わずかに残った弾薬箱も同じく空となった高角砲弾薬庫に移されている。そうやって空いた広大な空間に今では机や椅子が持ち込まれ中央には海図台まで置かれている。
さらに壁際には後部艦橋にあった射撃方位盤の操作盤が設置されていた。武蔵の艦橋は前後共に完全に破壊されていたが、この部屋から主砲の射撃指示が出来る様に改造工事がなされている。
各観測所から次々ともたらされる観測緒元が即座に海図台に反映されていく。コンパスで観測所からの距離の円が描かれ、他の観測所の円との交点に敵艦の印と時刻が記入される。
それは敵艦隊の動きをまるで手に取るように目の前に現わしていた。
「これは手荒く凄いですね。理屈では分かっていましたが、こうも分かりやすいとは……もう元のやり方には戻れないかもしれません」
越野砲術長が感嘆しつつも苦笑する。
「これは離れた所に複数の観測所があるから出来る事さ。単艦じゃたとえ電探が有っても今まで通りのやり方でやるしかないよ。でもこうやって刻々と絵図で表現していくやり方は使えそうだね」
もしこの先に報告できる機会があればね、と猪口も苦笑した。
「本来、砲兵のやり方は移動目標に対応していないのだが……これならば確かに分かりやすいな」
第32軍の牛島中将も驚き喜んでる。
現状、沖縄防衛の要は戦艦武蔵であるから、陸軍もここに居た方がよいという考えらしい。今では八原大佐らと共に艦内に部屋も用意され、数日に一度は武蔵に訪れ寝泊まりまでしている。
「本艦は本来ならば何の役にも立たないはずでした。こうやって貢献できるのも陸軍のご協力のお陰です。感謝しています」
猪口はもう何度目かになる礼をのべた。本心から彼はそう思っていた。感謝しても感謝しきれない。

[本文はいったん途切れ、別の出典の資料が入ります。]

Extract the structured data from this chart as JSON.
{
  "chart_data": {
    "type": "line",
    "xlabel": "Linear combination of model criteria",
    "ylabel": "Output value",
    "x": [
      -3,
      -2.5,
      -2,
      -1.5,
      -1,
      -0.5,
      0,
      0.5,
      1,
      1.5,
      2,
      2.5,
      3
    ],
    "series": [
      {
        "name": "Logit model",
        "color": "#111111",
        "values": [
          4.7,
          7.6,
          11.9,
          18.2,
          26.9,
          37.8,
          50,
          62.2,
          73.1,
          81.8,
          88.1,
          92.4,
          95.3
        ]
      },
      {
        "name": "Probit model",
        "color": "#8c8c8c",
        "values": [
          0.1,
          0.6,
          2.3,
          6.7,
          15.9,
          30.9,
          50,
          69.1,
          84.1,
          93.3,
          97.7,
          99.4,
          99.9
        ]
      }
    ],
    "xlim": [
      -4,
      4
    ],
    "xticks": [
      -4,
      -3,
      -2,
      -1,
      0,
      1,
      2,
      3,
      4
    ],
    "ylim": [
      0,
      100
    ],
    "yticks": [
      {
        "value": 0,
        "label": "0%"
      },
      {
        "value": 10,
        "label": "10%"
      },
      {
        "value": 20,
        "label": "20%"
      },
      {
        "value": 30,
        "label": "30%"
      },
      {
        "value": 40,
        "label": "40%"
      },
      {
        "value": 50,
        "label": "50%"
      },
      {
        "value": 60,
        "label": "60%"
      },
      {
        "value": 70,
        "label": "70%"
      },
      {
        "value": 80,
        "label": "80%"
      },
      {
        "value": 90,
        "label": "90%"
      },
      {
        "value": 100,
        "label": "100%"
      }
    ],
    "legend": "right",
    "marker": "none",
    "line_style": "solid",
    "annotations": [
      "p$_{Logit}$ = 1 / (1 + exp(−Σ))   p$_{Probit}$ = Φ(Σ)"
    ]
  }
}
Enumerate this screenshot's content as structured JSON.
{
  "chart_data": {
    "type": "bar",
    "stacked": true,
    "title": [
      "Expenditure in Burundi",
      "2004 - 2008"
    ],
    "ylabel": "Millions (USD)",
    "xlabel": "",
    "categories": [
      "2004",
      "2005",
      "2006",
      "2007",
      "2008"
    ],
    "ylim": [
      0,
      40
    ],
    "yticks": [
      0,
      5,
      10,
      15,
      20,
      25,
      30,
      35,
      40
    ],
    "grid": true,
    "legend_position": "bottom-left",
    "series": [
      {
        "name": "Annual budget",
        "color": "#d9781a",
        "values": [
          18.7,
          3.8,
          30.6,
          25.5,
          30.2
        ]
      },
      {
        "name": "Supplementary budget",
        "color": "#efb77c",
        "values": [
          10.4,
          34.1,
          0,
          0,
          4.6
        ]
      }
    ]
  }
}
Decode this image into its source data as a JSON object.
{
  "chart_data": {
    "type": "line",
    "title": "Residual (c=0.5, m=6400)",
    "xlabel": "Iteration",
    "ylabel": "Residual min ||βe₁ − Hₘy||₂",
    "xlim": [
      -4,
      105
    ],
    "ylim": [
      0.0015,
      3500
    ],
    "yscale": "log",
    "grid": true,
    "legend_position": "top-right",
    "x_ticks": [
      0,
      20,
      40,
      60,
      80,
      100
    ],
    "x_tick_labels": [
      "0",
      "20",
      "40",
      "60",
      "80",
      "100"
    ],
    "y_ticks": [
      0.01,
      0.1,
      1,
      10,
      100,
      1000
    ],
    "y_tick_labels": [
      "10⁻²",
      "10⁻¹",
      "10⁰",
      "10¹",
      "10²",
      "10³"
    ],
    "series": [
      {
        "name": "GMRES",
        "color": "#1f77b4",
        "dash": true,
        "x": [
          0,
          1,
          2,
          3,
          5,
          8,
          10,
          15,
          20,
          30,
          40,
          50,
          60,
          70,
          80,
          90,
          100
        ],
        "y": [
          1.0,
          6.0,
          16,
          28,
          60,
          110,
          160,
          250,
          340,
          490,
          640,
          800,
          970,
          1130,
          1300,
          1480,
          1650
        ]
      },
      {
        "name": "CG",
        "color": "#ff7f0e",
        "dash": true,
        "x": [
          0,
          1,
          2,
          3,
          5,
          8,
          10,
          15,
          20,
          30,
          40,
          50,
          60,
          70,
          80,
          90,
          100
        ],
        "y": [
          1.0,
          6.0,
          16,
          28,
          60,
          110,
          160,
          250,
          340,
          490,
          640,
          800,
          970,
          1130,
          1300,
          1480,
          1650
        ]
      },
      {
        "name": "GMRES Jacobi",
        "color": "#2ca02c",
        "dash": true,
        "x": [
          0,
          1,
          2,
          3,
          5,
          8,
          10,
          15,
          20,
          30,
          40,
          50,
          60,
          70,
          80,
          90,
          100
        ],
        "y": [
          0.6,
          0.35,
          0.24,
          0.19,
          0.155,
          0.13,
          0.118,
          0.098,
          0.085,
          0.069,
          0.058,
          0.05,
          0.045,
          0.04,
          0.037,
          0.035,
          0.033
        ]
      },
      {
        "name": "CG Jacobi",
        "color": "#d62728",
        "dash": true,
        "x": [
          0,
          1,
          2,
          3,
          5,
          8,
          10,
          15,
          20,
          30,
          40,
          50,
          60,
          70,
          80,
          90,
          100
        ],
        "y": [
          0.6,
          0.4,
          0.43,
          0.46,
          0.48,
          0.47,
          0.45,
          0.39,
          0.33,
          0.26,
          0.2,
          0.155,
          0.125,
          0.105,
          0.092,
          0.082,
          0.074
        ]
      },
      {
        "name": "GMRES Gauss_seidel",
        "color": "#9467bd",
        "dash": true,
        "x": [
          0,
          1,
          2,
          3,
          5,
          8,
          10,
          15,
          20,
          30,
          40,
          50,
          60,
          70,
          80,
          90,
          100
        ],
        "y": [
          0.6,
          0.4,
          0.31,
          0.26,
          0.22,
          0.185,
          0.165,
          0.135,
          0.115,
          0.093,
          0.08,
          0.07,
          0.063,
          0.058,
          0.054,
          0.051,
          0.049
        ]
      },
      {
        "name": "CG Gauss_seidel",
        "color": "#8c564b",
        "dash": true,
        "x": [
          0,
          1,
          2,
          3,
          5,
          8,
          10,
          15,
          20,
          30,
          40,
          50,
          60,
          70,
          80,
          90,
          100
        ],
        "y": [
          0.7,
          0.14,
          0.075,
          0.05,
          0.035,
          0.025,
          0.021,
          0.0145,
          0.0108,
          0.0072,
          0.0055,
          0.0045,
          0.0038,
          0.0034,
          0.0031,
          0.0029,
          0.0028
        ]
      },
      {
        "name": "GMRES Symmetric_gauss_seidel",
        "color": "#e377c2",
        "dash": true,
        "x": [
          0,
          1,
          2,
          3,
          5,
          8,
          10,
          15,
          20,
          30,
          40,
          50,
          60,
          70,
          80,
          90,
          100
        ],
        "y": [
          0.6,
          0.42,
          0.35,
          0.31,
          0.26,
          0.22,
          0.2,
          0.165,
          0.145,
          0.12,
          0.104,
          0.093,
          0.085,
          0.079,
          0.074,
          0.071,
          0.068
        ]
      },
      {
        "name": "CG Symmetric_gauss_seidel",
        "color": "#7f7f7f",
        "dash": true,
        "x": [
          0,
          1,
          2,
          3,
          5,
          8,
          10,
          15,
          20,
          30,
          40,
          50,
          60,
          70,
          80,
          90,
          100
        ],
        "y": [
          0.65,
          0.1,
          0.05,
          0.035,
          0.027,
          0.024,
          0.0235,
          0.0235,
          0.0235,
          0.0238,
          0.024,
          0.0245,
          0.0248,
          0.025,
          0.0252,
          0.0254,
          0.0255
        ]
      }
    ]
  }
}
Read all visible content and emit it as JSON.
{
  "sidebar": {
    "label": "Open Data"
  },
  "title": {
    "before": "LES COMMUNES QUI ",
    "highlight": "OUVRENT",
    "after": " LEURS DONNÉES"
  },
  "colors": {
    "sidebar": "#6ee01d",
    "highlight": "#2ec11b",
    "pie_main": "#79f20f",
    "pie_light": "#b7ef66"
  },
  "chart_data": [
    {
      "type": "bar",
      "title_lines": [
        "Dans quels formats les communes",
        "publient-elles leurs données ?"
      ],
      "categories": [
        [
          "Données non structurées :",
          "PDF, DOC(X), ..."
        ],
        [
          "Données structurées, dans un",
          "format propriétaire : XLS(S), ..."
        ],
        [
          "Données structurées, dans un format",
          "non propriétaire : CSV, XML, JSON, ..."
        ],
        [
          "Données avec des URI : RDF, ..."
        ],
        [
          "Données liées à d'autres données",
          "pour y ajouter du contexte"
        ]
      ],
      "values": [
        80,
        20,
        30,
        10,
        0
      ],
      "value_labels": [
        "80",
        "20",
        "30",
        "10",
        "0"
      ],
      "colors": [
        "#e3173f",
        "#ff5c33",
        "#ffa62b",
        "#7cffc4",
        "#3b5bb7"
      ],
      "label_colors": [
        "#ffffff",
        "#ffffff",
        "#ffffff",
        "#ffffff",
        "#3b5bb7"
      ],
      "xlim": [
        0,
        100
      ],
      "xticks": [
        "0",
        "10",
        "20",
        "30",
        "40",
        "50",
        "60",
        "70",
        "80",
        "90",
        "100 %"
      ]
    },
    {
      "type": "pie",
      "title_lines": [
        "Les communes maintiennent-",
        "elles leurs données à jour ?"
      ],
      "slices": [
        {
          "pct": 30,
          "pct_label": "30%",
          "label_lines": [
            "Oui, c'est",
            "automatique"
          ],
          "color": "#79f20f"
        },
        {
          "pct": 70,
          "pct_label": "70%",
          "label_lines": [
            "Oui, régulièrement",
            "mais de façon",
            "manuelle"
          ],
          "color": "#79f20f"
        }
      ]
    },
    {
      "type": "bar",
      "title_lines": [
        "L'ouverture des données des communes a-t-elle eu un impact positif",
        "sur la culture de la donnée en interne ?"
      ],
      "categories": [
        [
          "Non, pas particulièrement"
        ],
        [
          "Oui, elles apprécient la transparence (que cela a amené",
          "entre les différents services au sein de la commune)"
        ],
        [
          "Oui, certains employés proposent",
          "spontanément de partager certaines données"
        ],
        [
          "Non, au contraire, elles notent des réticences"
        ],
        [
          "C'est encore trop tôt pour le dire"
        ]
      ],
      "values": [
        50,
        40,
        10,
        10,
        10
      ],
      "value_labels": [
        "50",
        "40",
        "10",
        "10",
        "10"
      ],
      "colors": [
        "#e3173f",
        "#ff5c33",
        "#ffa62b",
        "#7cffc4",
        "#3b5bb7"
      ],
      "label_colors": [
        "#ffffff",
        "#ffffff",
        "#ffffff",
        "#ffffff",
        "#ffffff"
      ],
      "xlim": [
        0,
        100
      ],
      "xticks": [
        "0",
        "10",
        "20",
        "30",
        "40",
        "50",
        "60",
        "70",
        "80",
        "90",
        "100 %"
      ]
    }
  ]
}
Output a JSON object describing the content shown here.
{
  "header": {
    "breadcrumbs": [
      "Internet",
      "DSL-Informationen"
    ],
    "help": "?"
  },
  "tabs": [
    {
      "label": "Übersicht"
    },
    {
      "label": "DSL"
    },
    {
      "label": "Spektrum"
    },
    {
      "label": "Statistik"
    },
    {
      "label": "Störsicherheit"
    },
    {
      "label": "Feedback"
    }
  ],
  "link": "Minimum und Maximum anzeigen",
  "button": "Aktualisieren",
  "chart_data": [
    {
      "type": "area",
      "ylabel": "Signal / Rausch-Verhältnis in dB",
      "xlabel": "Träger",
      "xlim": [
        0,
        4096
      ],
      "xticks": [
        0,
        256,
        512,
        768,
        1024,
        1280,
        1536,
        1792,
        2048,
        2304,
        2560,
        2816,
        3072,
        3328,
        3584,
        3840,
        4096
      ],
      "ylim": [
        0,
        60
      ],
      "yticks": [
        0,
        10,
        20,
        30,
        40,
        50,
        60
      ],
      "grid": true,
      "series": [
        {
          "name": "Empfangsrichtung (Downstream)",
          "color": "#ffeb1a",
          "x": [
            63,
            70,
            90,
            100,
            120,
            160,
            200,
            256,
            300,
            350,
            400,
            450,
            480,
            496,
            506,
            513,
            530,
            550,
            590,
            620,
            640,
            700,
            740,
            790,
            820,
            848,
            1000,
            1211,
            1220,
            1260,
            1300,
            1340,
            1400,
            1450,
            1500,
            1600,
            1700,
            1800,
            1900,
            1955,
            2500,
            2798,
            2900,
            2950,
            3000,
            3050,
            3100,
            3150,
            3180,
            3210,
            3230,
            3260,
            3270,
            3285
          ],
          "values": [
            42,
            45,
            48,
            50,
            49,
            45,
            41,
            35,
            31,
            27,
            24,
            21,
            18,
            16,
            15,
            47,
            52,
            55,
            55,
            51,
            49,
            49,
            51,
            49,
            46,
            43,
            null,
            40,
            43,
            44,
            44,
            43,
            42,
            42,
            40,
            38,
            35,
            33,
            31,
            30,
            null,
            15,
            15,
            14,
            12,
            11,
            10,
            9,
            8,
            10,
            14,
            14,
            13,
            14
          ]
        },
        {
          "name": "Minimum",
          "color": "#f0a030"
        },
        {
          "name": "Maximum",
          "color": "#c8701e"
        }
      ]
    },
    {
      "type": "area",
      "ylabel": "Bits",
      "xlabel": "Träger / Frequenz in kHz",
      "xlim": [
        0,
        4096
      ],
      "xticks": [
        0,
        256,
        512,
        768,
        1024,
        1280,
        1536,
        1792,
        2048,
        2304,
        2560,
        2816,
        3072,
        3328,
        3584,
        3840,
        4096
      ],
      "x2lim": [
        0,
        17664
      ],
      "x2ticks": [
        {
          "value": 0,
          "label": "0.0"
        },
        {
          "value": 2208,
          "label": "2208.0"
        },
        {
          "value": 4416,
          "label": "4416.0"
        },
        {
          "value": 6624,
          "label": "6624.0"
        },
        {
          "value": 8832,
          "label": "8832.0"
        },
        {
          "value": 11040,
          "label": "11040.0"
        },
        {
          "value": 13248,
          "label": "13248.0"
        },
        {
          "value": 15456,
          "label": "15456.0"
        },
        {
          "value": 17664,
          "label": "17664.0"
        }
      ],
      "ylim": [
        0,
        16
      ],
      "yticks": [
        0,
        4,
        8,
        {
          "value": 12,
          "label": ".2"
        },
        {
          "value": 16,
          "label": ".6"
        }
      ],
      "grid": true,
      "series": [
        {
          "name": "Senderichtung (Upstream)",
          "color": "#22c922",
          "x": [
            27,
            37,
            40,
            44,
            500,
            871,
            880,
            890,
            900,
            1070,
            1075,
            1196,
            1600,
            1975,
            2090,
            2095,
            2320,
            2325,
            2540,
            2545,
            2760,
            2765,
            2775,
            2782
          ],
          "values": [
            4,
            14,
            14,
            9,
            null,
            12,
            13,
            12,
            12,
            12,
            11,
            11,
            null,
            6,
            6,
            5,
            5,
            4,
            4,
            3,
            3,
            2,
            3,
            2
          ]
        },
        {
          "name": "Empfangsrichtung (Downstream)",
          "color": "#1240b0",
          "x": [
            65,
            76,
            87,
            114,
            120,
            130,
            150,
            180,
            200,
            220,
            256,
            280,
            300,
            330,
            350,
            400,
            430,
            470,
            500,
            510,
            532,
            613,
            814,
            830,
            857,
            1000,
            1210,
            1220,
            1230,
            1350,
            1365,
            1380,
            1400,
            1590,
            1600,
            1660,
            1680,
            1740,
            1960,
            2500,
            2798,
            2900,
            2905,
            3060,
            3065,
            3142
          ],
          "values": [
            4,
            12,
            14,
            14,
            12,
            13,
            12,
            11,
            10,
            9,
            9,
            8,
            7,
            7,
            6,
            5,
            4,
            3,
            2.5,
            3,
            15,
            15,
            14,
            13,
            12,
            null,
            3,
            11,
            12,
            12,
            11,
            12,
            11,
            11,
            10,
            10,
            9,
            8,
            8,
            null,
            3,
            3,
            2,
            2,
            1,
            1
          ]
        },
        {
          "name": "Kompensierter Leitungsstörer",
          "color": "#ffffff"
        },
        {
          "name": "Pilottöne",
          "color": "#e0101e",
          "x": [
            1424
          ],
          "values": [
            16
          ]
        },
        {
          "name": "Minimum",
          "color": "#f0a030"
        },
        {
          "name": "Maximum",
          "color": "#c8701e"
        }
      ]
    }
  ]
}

「敵針、敵速の観測は終えています。艦長、そろそろ始めたいと思います。宜しいですか?」
背後で各砲塔に指示を出していた越野砲術長が声を掛ける。
「宜しいよ。目標、敵先頭艦、コロラド型。打ち方はじめ」
猪口が静かに命じた。
戦艦武蔵は、彼女がこの世に生み出された本来の目的、打倒すべき目標である敵戦艦に向けて、建造以来はじめてとなる砲弾を発射した。
史実でもスプルーアンスはデヨ少将の戦艦部隊に大和の迎撃を命じています。
しかし標準戦艦で大和の相手をするのは無理ゲーですよね。米軍は大和が18インチ砲を積んでいる事を把握していたという説もありますが、それでも舐めていたとしか思えません。